Undergraduate and graduate students conduct research using the herbarium and contribute to the monarch butterfly project. In 2018, one graduate researcher, David De La Mater, was awarded both the William & Mary Interdisciplinary Award for Excellence in Research and a Graduate Research Fellowship from the National Science Foundation for his investigation into the regional variations of common milkweed and their relationship to monarchs.

The work of another researcher, Jack Boyle, a Mellon Foundation postdoctoral fellow of environmental science and policy at William & Mary, was recently published in the journal PNAS (Proceedings of the National Academy of Sciences of the United States of America) with co-authors Dalgleish and Assistant Professor of Biology Josh Puzey. Boyle’s work, which shows that genetically modified crops are not the main culprit for the decline of milkweed, not only advances this important science, but helps raise William & Mary’s reputation in the scientific community.

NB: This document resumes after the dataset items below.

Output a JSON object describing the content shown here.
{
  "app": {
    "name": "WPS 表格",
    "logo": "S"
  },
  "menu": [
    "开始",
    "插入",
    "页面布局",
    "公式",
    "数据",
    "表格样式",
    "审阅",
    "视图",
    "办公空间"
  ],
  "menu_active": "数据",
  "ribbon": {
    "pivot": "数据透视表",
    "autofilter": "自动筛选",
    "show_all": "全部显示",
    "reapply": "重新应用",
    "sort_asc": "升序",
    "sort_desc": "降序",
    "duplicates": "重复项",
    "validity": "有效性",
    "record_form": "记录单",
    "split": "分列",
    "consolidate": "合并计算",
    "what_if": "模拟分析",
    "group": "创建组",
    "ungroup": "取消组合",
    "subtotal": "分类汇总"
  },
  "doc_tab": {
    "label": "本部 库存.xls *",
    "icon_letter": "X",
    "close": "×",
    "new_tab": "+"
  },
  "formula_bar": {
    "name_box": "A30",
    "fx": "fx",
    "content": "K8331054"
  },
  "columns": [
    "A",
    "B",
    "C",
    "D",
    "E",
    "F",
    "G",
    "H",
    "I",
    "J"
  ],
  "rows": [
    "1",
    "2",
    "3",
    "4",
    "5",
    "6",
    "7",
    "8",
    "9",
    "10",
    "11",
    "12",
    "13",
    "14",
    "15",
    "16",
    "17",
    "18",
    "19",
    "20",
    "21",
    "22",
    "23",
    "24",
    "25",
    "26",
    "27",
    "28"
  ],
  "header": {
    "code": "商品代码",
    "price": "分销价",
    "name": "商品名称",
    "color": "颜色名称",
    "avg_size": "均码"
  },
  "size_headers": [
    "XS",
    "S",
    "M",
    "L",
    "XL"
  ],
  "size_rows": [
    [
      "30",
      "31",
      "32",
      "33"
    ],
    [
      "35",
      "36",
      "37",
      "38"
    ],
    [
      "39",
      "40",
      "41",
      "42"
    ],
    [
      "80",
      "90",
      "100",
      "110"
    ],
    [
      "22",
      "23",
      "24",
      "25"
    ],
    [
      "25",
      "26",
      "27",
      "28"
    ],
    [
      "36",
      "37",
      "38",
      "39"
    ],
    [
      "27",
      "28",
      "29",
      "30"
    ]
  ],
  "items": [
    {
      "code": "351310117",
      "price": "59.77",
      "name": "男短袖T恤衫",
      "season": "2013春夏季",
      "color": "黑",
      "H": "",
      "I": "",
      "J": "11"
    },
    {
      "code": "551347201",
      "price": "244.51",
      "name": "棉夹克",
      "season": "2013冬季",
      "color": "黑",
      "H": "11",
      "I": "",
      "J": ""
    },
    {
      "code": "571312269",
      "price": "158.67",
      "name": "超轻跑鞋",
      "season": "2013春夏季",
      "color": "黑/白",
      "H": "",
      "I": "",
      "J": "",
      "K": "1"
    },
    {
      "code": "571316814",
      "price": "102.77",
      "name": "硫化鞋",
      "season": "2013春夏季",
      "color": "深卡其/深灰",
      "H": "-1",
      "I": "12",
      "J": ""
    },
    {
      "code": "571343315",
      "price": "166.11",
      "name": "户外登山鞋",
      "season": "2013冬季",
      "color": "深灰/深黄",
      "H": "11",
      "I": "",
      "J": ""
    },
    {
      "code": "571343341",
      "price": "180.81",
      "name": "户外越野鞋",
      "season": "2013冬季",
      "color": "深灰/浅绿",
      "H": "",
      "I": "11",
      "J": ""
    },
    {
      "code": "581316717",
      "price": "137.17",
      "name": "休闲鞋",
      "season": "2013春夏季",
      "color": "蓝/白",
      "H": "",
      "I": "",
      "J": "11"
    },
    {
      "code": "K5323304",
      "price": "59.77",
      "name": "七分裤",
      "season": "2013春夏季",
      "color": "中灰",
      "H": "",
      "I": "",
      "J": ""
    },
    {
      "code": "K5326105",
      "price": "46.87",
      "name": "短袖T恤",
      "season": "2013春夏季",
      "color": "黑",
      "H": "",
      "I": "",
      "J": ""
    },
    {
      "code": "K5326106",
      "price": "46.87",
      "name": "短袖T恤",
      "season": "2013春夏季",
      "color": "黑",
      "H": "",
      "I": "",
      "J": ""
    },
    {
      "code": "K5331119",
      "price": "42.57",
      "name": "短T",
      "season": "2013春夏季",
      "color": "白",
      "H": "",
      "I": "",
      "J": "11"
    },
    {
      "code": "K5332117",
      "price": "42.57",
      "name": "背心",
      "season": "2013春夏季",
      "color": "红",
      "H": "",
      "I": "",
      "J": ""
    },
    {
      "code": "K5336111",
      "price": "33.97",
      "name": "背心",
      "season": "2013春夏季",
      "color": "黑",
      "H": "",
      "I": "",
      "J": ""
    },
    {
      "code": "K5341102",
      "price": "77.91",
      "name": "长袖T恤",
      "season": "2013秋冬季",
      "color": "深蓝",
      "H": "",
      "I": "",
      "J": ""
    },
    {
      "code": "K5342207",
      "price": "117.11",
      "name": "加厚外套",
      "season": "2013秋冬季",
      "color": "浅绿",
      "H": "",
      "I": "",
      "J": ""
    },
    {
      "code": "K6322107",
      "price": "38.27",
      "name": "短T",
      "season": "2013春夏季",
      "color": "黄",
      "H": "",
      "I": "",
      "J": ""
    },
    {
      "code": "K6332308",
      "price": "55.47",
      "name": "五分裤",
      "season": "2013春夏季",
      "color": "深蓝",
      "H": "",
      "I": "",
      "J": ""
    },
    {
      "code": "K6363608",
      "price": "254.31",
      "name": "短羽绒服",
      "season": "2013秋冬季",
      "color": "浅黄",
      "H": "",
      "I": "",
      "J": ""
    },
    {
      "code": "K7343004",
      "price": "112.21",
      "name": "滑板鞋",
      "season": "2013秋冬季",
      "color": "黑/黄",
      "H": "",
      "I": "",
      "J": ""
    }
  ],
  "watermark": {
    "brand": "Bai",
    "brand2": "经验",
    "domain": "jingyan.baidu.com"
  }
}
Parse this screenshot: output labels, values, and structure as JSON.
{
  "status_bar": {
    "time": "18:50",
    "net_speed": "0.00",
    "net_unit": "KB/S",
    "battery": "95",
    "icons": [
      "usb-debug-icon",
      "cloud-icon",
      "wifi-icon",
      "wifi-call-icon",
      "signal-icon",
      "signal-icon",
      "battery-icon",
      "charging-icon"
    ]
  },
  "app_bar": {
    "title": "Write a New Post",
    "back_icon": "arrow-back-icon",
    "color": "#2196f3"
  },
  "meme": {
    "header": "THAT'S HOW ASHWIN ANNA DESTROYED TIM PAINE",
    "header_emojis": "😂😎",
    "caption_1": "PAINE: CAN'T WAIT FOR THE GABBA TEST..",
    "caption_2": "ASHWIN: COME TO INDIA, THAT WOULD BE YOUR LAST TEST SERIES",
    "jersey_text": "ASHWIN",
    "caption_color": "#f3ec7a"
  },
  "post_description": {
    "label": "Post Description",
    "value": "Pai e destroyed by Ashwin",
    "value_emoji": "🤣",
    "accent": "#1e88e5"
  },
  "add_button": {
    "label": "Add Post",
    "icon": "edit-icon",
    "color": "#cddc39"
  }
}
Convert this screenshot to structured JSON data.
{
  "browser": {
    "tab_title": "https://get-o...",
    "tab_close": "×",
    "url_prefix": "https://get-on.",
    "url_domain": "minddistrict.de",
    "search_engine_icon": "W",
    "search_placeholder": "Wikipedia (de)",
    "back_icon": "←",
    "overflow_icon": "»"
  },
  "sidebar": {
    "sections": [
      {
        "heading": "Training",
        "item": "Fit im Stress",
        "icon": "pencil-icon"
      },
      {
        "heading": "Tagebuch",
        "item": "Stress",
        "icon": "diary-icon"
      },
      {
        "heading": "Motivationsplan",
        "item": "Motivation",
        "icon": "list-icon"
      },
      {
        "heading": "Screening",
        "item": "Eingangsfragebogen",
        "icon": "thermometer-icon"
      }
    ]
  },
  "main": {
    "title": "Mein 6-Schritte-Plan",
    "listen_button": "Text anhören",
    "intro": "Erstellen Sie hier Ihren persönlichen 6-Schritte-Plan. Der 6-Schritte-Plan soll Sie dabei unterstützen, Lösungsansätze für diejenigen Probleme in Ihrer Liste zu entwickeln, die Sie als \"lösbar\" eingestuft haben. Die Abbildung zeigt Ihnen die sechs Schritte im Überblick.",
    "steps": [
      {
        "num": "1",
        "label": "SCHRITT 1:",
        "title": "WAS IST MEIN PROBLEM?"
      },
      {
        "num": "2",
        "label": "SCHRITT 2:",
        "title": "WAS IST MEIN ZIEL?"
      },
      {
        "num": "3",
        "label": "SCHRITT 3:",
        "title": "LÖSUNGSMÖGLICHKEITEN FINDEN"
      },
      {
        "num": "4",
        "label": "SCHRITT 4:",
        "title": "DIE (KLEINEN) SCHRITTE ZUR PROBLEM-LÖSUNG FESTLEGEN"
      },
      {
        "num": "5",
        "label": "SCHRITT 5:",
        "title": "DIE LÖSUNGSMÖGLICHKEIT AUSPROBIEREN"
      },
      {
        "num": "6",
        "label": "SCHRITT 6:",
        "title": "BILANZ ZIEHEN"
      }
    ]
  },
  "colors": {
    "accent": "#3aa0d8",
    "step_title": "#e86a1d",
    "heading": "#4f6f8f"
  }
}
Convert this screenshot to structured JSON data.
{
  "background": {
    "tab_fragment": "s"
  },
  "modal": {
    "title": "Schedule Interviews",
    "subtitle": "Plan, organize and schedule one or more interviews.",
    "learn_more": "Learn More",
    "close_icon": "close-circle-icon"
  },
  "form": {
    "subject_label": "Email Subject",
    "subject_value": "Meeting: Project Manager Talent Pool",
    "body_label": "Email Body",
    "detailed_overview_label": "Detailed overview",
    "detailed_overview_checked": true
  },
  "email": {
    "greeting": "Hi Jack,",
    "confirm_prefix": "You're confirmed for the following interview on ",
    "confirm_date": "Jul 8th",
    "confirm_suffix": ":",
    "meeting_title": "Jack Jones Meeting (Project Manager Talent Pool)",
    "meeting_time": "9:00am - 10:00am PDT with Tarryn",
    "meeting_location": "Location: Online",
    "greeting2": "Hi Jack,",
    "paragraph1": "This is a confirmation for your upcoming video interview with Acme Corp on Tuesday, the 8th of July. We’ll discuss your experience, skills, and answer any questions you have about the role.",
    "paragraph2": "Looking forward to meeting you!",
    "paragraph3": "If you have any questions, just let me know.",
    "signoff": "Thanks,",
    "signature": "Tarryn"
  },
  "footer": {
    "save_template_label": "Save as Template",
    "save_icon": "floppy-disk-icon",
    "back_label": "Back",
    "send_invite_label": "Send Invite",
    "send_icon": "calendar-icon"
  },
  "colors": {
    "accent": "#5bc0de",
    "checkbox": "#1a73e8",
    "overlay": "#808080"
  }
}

Boyle explained that the team’s key finding is there is still much more research to do. Monarchs are still dying off at a disturbing rate. Over the past 25 years, the migratory population of the monarch has experienced a drastic decline, as much as 80 percent, the paper states.

“I think the main takeaway from this paper is if we really want to understand why milkweed is declining and why the monarch is declining, we need to figure out what is going on with that other 80 percent not explained by our model,” Puzey says. “What is causing this massive variation is simply not explained by these agricultural parameters.”